UK - Speakers at a recent Society of Pension Consultants conference in the UK aired hard truths, arguing for a rise in the retirement age, urging creative blends of pensions schemes and lambasting fund professionals for overly relying on benchmarks.
At a minimum, retirement age in the UK will have to rise, said Adair Turner, chair of the Pensions Commission. Secondly, although DB schemes may soon be extinct in the private sector, employers do not necessarily have to rush to the other extreme.
“One contribution business can therefore make to solving our social problem ... is to avoid either/or decisions and to think flexibly,” Turner noted. “We can have average salary based DB, not final salary. Or hybrid schemes.”
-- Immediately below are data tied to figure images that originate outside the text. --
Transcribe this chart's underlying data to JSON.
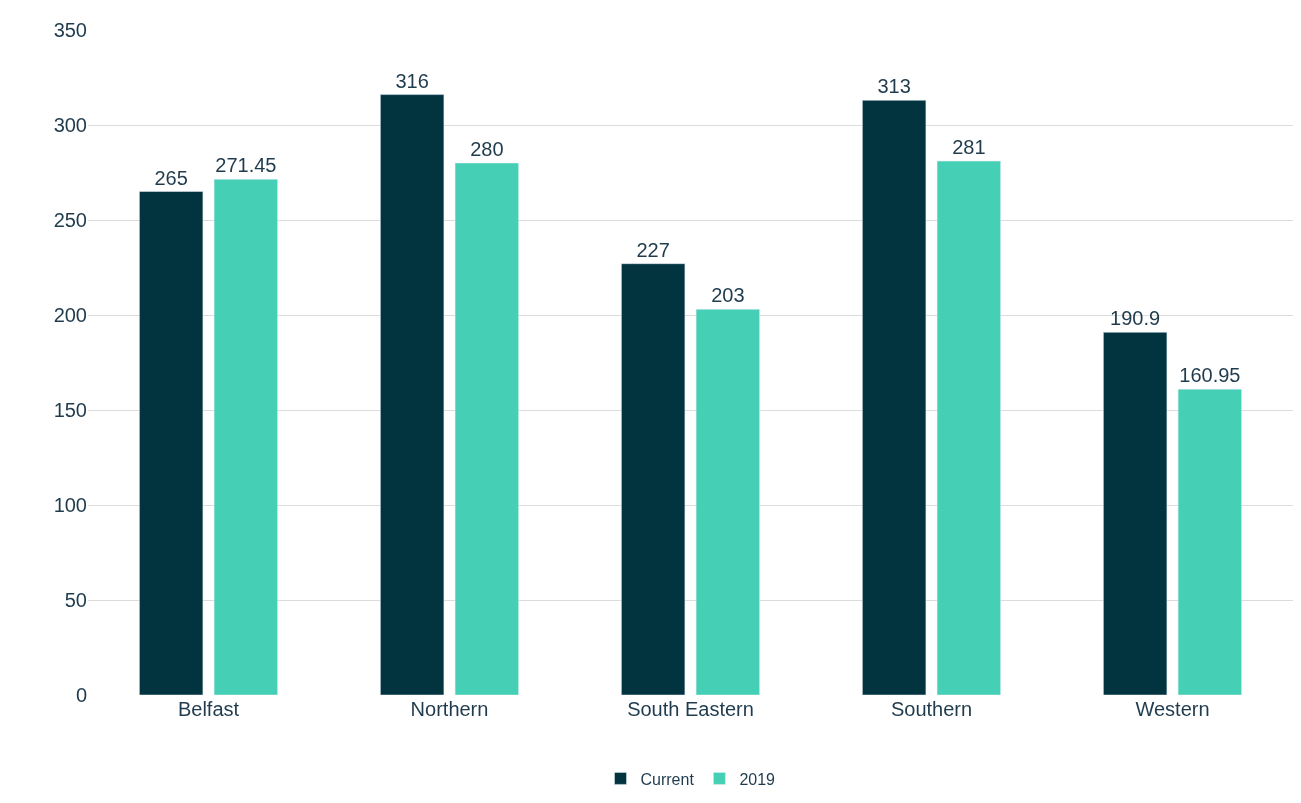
{
  "chart_data": {
    "type": "bar",
    "categories": [
      "Belfast",
      "Northern",
      "South Eastern",
      "Southern",
      "Western"
    ],
    "series": [
      {
        "name": "Current",
        "color": "#023440",
        "values": [
          265,
          316,
          227,
          313,
          190.9
        ]
      },
      {
        "name": "2019",
        "color": "#45cfb5",
        "values": [
          271.45,
          280,
          203,
          281,
          160.95
        ]
      }
    ],
    "ylim": [
      0,
      350
    ],
    "yticks": [
      0,
      50,
      100,
      150,
      200,
      250,
      300,
      350
    ],
    "grid": "y",
    "legend": "bottom",
    "data_labels": true
  }
}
Pension fund managers will also have to employ different strategies, including using hedge funds, swaps, convertibles and derivatives to achieve adequate returns for their clients and compensate for duration gaps in bond portfolios, said Alan Rubenstein, a managing director at Morgan Stanley and head of the firm’s European pensions group.
Meanwhile, Sir John Banham, chairman of Whitbread, argued that corporations balance the benefits pension funds bring in enticing, motivating and retaining employees with the risks brought to shareholders with shortfalls. As such, Whitbread has wound up its DB scheme for new employees in favour of a voluntary DC scheme.
Given “legitimate” investor expectations of an 8% annual return on pension investments, versus the FTSE 100 index return of 1.5% per annum over seven years, managers’ reliance on index tracking, and, by extension, pensions consultants’ advice to use those managers, have been “lamentable,” Sir John said.